Seeing Women as Image-Bearers
I love this advice because it focuses on how men choose to see women. How men view women shapes how they relate to them. According to Rachel, women are not sex objects and men are not monsters incapable of controlling their lust.
In her excellent book The Great Sex Rescue (which releases today), Sheila Wray Gregoire explains how the “bounce your eyes” advice leads to viewing women as threats:
“Not being able to look at a woman treats women like threats rather than people. And what do you do with threats? You neutralize them. When dealing with alcoholism, you dump the booze down the sink and stay away from places with booze. Well, many people treat lust like its alcoholism–just get rid of the women! Or at least tell them to cover up. But even if every single woman in church dresses like the Amish the rest of society won’t” (p. 92).
Practical Steps for Fighting Lust
So, what can men do about it?
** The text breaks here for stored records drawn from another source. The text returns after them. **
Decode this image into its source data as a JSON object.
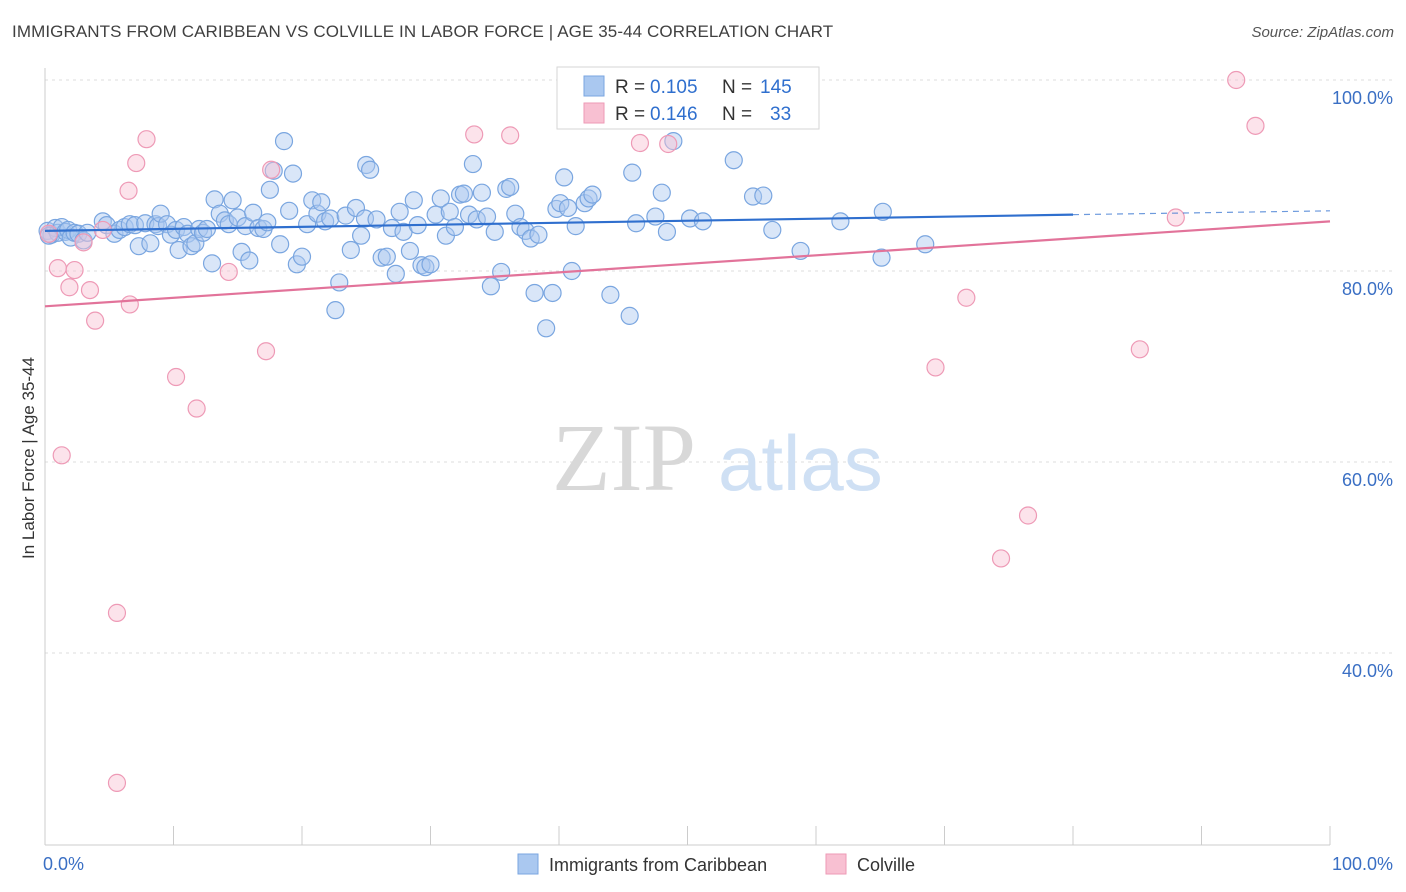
{
  "header": {
    "title": "IMMIGRANTS FROM CARIBBEAN VS COLVILLE IN LABOR FORCE | AGE 35-44 CORRELATION CHART",
    "source": "Source: ZipAtlas.com"
  },
  "watermark": {
    "zip": "ZIP",
    "atlas": "atlas"
  },
  "legend_top": {
    "rows": [
      {
        "r_label": "R =",
        "r_value": "0.105",
        "n_label": "N =",
        "n_value": "145"
      },
      {
        "r_label": "R =",
        "r_value": "0.146",
        "n_label": "N =",
        "n_value": "33"
      }
    ]
  },
  "legend_bottom": {
    "items": [
      "Immigrants from Caribbean",
      "Colville"
    ]
  },
  "colors": {
    "blue_fill": "#aac8f0",
    "blue_stroke": "#7aa6e0",
    "blue_line": "#2f6fce",
    "pink_fill": "#f8c0d2",
    "pink_stroke": "#ee9ab6",
    "pink_line": "#e2739a",
    "tick_text": "#3a6fc4",
    "grid": "#dddddd"
  },
  "chart_data": {
    "type": "scatter",
    "title": "IMMIGRANTS FROM CARIBBEAN VS COLVILLE IN LABOR FORCE | AGE 35-44 CORRELATION CHART",
    "xlabel": "",
    "ylabel": "In Labor Force | Age 35-44",
    "xlim": [
      0,
      100
    ],
    "ylim": [
      20,
      102
    ],
    "x_tick_labels": [
      "0.0%",
      "100.0%"
    ],
    "y_ticks": [
      40,
      60,
      80,
      100
    ],
    "y_tick_labels": [
      "40.0%",
      "60.0%",
      "80.0%",
      "100.0%"
    ],
    "grid": true,
    "legend_position": "top-center",
    "series": [
      {
        "name": "Immigrants from Caribbean",
        "R": 0.105,
        "N": 145,
        "trend": {
          "x0": 0,
          "y0": 84.2,
          "x1": 80,
          "y1": 85.9,
          "dashed_to_x": 100,
          "dashed_to_y": 86.3
        },
        "points": [
          [
            0.2,
            84.2
          ],
          [
            0.5,
            83.8
          ],
          [
            0.8,
            84.5
          ],
          [
            1.0,
            84.0
          ],
          [
            1.3,
            84.6
          ],
          [
            1.6,
            84.1
          ],
          [
            1.8,
            84.3
          ],
          [
            2.0,
            83.5
          ],
          [
            2.3,
            84.0
          ],
          [
            2.6,
            83.9
          ],
          [
            3.0,
            83.2
          ],
          [
            3.3,
            84.0
          ],
          [
            4.5,
            85.2
          ],
          [
            4.8,
            84.8
          ],
          [
            5.4,
            83.9
          ],
          [
            5.8,
            84.3
          ],
          [
            6.2,
            84.6
          ],
          [
            6.6,
            84.9
          ],
          [
            7.0,
            84.8
          ],
          [
            7.3,
            82.6
          ],
          [
            7.8,
            85.0
          ],
          [
            8.2,
            82.9
          ],
          [
            8.6,
            84.9
          ],
          [
            8.8,
            84.7
          ],
          [
            9.0,
            86.0
          ],
          [
            9.5,
            84.9
          ],
          [
            9.8,
            83.8
          ],
          [
            10.2,
            84.3
          ],
          [
            10.4,
            82.2
          ],
          [
            10.8,
            84.6
          ],
          [
            11.1,
            83.9
          ],
          [
            11.4,
            82.6
          ],
          [
            11.7,
            82.9
          ],
          [
            12.0,
            84.4
          ],
          [
            12.3,
            84.0
          ],
          [
            12.6,
            84.4
          ],
          [
            13.0,
            80.8
          ],
          [
            13.2,
            87.5
          ],
          [
            13.6,
            86.0
          ],
          [
            14.0,
            85.3
          ],
          [
            14.3,
            84.9
          ],
          [
            14.6,
            87.4
          ],
          [
            15.0,
            85.6
          ],
          [
            15.3,
            82.0
          ],
          [
            15.6,
            84.7
          ],
          [
            15.9,
            81.1
          ],
          [
            16.2,
            86.1
          ],
          [
            16.6,
            84.5
          ],
          [
            17.0,
            84.4
          ],
          [
            17.3,
            85.1
          ],
          [
            17.5,
            88.5
          ],
          [
            17.8,
            90.5
          ],
          [
            18.3,
            82.8
          ],
          [
            18.6,
            93.6
          ],
          [
            19.0,
            86.3
          ],
          [
            19.3,
            90.2
          ],
          [
            19.6,
            80.7
          ],
          [
            20.0,
            81.5
          ],
          [
            20.4,
            84.9
          ],
          [
            20.8,
            87.4
          ],
          [
            21.2,
            86.0
          ],
          [
            21.5,
            87.2
          ],
          [
            21.8,
            85.2
          ],
          [
            22.2,
            85.5
          ],
          [
            22.6,
            75.9
          ],
          [
            22.9,
            78.8
          ],
          [
            23.4,
            85.8
          ],
          [
            23.8,
            82.2
          ],
          [
            24.2,
            86.6
          ],
          [
            24.6,
            83.7
          ],
          [
            24.9,
            85.5
          ],
          [
            25.0,
            91.1
          ],
          [
            25.3,
            90.6
          ],
          [
            25.8,
            85.4
          ],
          [
            26.2,
            81.4
          ],
          [
            26.6,
            81.5
          ],
          [
            27.0,
            84.5
          ],
          [
            27.3,
            79.7
          ],
          [
            27.6,
            86.2
          ],
          [
            27.9,
            84.1
          ],
          [
            28.4,
            82.1
          ],
          [
            28.7,
            87.4
          ],
          [
            29.0,
            84.8
          ],
          [
            29.3,
            80.6
          ],
          [
            29.6,
            80.4
          ],
          [
            30.0,
            80.7
          ],
          [
            30.4,
            85.9
          ],
          [
            30.8,
            87.6
          ],
          [
            31.2,
            83.7
          ],
          [
            31.5,
            86.2
          ],
          [
            31.9,
            84.6
          ],
          [
            32.3,
            88.0
          ],
          [
            32.6,
            88.1
          ],
          [
            33.0,
            85.9
          ],
          [
            33.3,
            91.2
          ],
          [
            33.6,
            85.4
          ],
          [
            34.0,
            88.2
          ],
          [
            34.4,
            85.7
          ],
          [
            34.7,
            78.4
          ],
          [
            35.0,
            84.1
          ],
          [
            35.5,
            79.9
          ],
          [
            35.9,
            88.6
          ],
          [
            36.2,
            88.8
          ],
          [
            36.6,
            86.0
          ],
          [
            37.0,
            84.6
          ],
          [
            37.4,
            84.2
          ],
          [
            37.8,
            83.4
          ],
          [
            38.1,
            77.7
          ],
          [
            38.4,
            83.8
          ],
          [
            39.0,
            74.0
          ],
          [
            39.5,
            77.7
          ],
          [
            39.8,
            86.5
          ],
          [
            40.1,
            87.1
          ],
          [
            40.4,
            89.8
          ],
          [
            40.7,
            86.6
          ],
          [
            41.0,
            80.0
          ],
          [
            41.3,
            84.7
          ],
          [
            42.0,
            87.1
          ],
          [
            42.3,
            87.6
          ],
          [
            42.6,
            88.0
          ],
          [
            44.0,
            77.5
          ],
          [
            45.5,
            75.3
          ],
          [
            45.7,
            90.3
          ],
          [
            46.0,
            85.0
          ],
          [
            47.5,
            85.7
          ],
          [
            48.0,
            88.2
          ],
          [
            48.4,
            84.1
          ],
          [
            48.9,
            93.6
          ],
          [
            50.2,
            85.5
          ],
          [
            51.2,
            85.2
          ],
          [
            53.6,
            91.6
          ],
          [
            55.1,
            87.8
          ],
          [
            55.9,
            87.9
          ],
          [
            56.6,
            84.3
          ],
          [
            58.8,
            82.1
          ],
          [
            61.9,
            85.2
          ],
          [
            65.1,
            81.4
          ],
          [
            65.2,
            86.2
          ],
          [
            68.5,
            82.8
          ],
          [
            0.3,
            83.7
          ]
        ]
      },
      {
        "name": "Colville",
        "R": 0.146,
        "N": 33,
        "trend": {
          "x0": 0,
          "y0": 76.3,
          "x1": 100,
          "y1": 85.2
        },
        "points": [
          [
            0.3,
            83.9
          ],
          [
            1.0,
            80.3
          ],
          [
            1.3,
            60.7
          ],
          [
            1.9,
            78.3
          ],
          [
            2.3,
            80.1
          ],
          [
            3.0,
            83.0
          ],
          [
            3.5,
            78.0
          ],
          [
            3.9,
            74.8
          ],
          [
            4.5,
            84.3
          ],
          [
            5.6,
            44.2
          ],
          [
            5.6,
            26.4
          ],
          [
            6.5,
            88.4
          ],
          [
            6.6,
            76.5
          ],
          [
            7.1,
            91.3
          ],
          [
            7.9,
            93.8
          ],
          [
            10.2,
            68.9
          ],
          [
            11.8,
            65.6
          ],
          [
            14.3,
            79.9
          ],
          [
            17.2,
            71.6
          ],
          [
            17.6,
            90.6
          ],
          [
            33.4,
            94.3
          ],
          [
            36.2,
            94.2
          ],
          [
            44.4,
            100.0
          ],
          [
            46.3,
            93.4
          ],
          [
            48.5,
            93.3
          ],
          [
            69.3,
            69.9
          ],
          [
            71.7,
            77.2
          ],
          [
            74.4,
            49.9
          ],
          [
            76.5,
            54.4
          ],
          [
            85.2,
            71.8
          ],
          [
            92.7,
            100.0
          ],
          [
            94.2,
            95.2
          ],
          [
            88.0,
            85.6
          ]
        ]
      }
    ]
  }
}
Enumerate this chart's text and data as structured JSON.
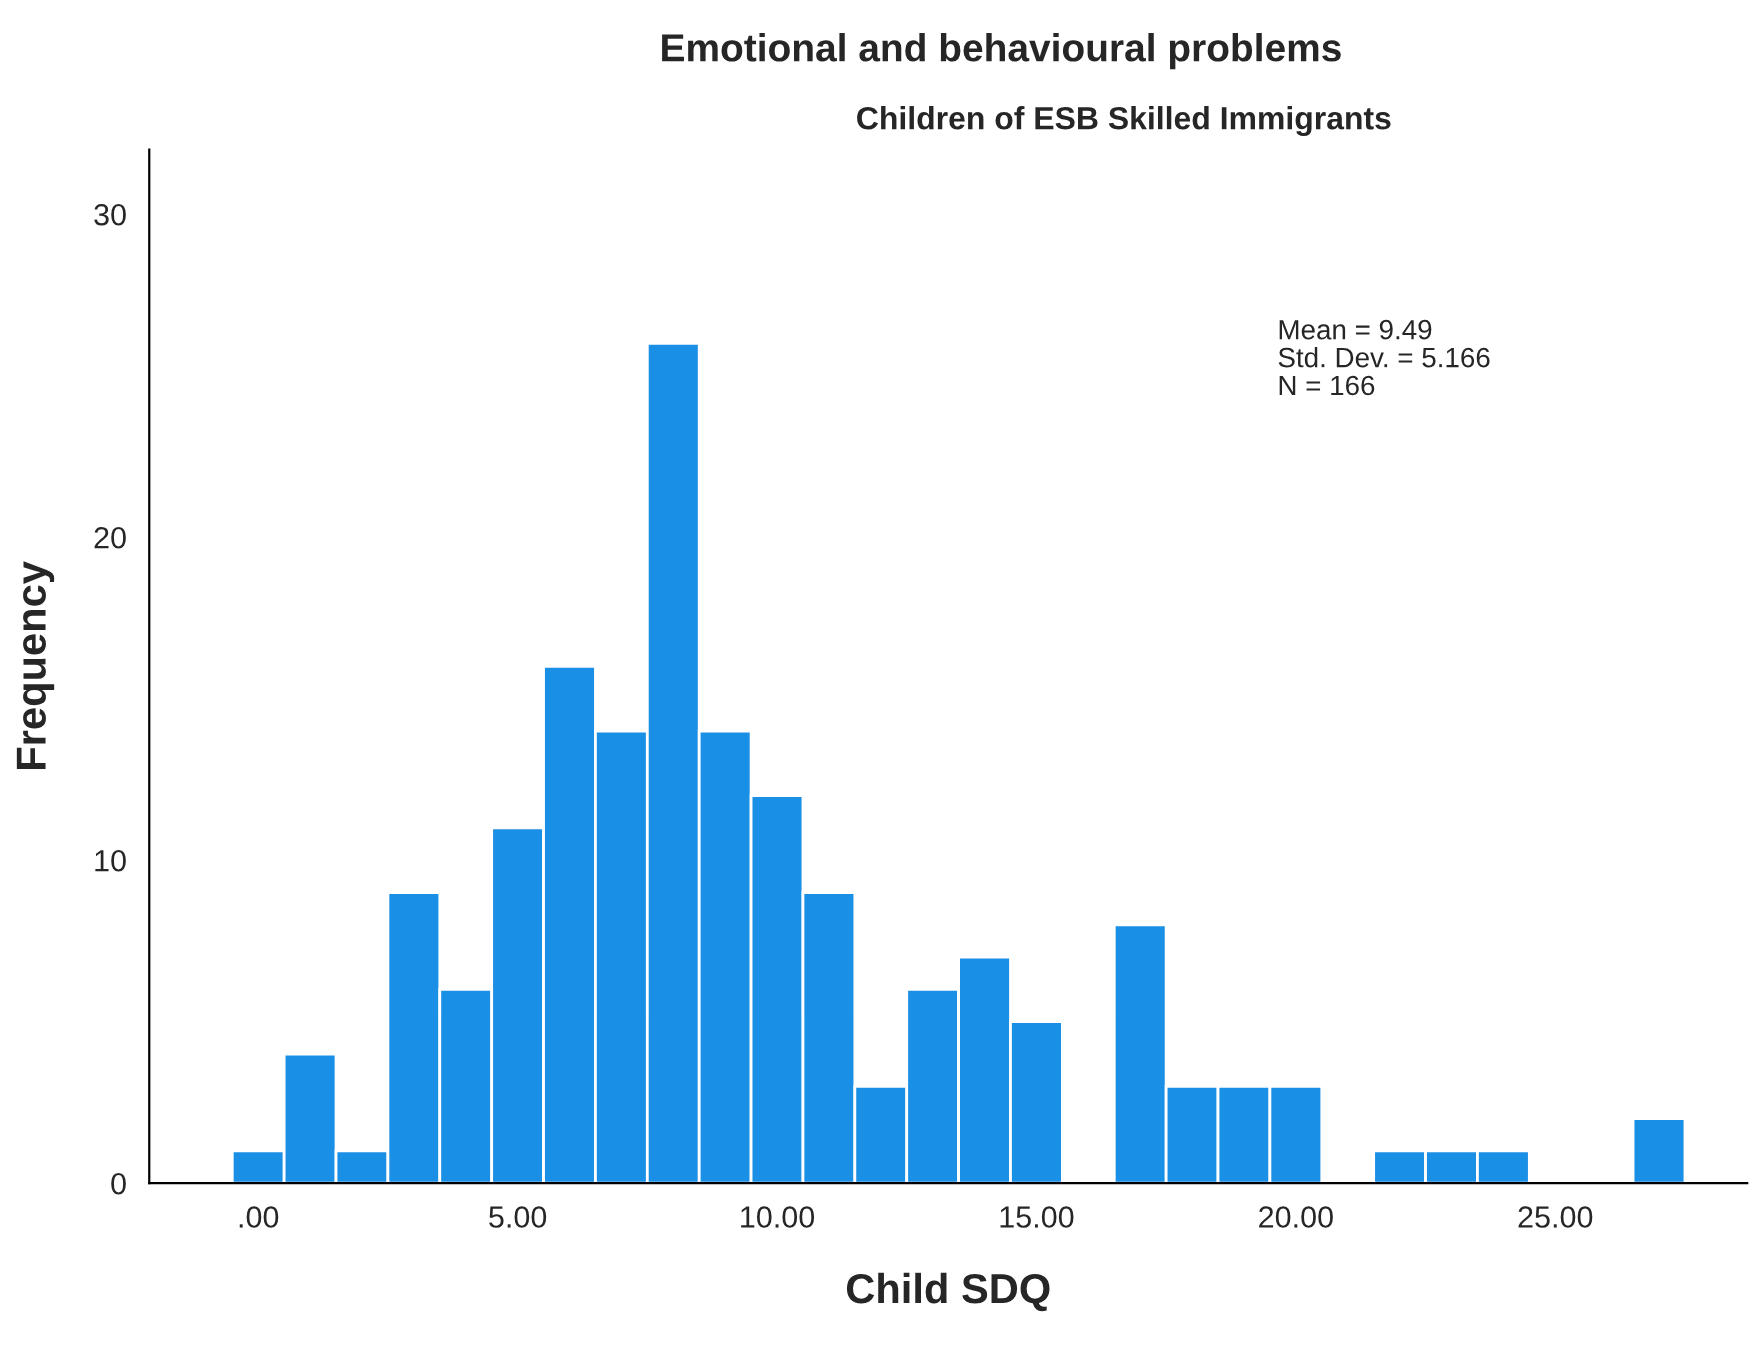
{
  "chart_data": {
    "type": "histogram",
    "title": "Emotional and behavioural problems",
    "subtitle": "Children of ESB Skilled Immigrants",
    "xlabel": "Child SDQ",
    "ylabel": "Frequency",
    "bins": [
      -0.5,
      0.5,
      1.5,
      2.5,
      3.5,
      4.5,
      5.5,
      6.5,
      7.5,
      8.5,
      9.5,
      10.5,
      11.5,
      12.5,
      13.5,
      14.5,
      15.5,
      16.5,
      17.5,
      18.5,
      19.5,
      20.5,
      21.5,
      22.5,
      23.5,
      24.5,
      25.5,
      26.5,
      27.5
    ],
    "values": [
      1,
      4,
      1,
      9,
      6,
      11,
      16,
      14,
      26,
      14,
      12,
      9,
      3,
      6,
      7,
      5,
      0,
      8,
      3,
      3,
      3,
      0,
      1,
      1,
      1,
      0,
      0,
      2
    ],
    "color": "#1a8fe6",
    "xlim": [
      -2.1,
      28.7
    ],
    "ylim": [
      0,
      32
    ],
    "xticks": [
      {
        "value": 0,
        "label": ".00"
      },
      {
        "value": 5,
        "label": "5.00"
      },
      {
        "value": 10,
        "label": "10.00"
      },
      {
        "value": 15,
        "label": "15.00"
      },
      {
        "value": 20,
        "label": "20.00"
      },
      {
        "value": 25,
        "label": "25.00"
      }
    ],
    "yticks": [
      0,
      10,
      20,
      30
    ],
    "grid": false,
    "legend": false,
    "annotations": [
      "Mean = 9.49",
      "Std. Dev. = 5.166",
      "N = 166"
    ]
  }
}
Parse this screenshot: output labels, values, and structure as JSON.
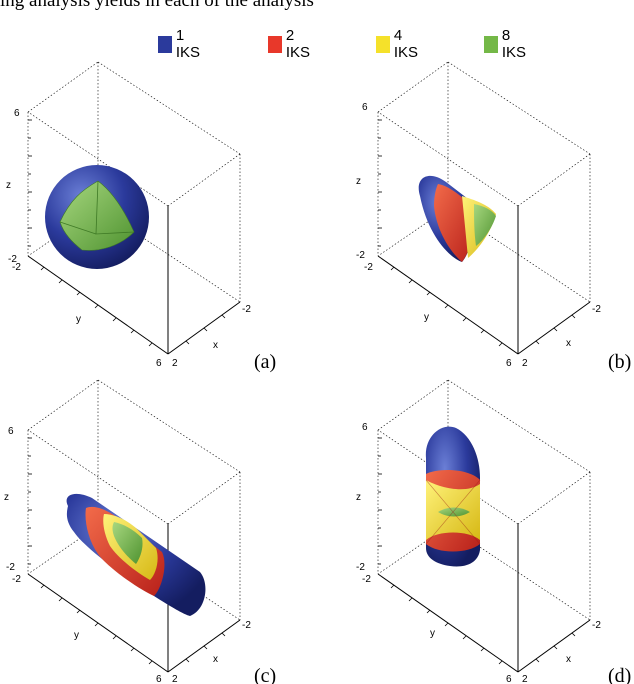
{
  "top_text": "ing analysis yields in each of the analysis",
  "legend": [
    {
      "label": "1 IKS",
      "color": "#2b3a9c"
    },
    {
      "label": "2 IKS",
      "color": "#e8382a"
    },
    {
      "label": "4 IKS",
      "color": "#f5e12a"
    },
    {
      "label": "8 IKS",
      "color": "#74b847"
    }
  ],
  "axis_labels": {
    "x": "x",
    "y": "y",
    "z": "z"
  },
  "tick_labels": {
    "z_max": "6",
    "z_min": "-2",
    "y_min": "-2",
    "y_max": "6",
    "x_min": "-2",
    "x_max": "2"
  },
  "panels": [
    {
      "id": "a",
      "letter": "(a)"
    },
    {
      "id": "b",
      "letter": "(b)"
    },
    {
      "id": "c",
      "letter": "(c)"
    },
    {
      "id": "d",
      "letter": "(d)"
    }
  ],
  "colors": {
    "blue": "#2b3a9c",
    "red": "#e8382a",
    "yellow": "#f5e12a",
    "green": "#74b847"
  }
}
Gregoire offers four practical steps for defeating lust by seeing women as people rather than potential threats:
- Rather than bouncing your eyes when you see a woman, look her in the eyes, give a friendly nod, and turn away.
- When you are with a woman, look her in the eyes and engage her in conversation.
- Be in relationship with men and women, and join groups where women are in leadership roles and their opinions are valued.
- Identify women in your life that you can learn from and consult them for advice when making a decision (p. 93).
What I love about this advice is that its holistic. The key is to see women as people–image bearers of God.
Yes, men can fight lust. It’s not about looking away from women but looking at them correctly.
If you’re looking for a biblically-based and timely resource on sex, love, and marriage, check out my latest book for students: Chasing Love: Sex, Love, and Relationships in A Confused Culture.
*If you saw my interview with my father on the Ravi Zacharias scandal, you might think there is a contradiction with this blog and the "Billy Graham rule." I am not convinced they necessarily conflict when implemented wisely and carefully. I may discuss this in a future blog.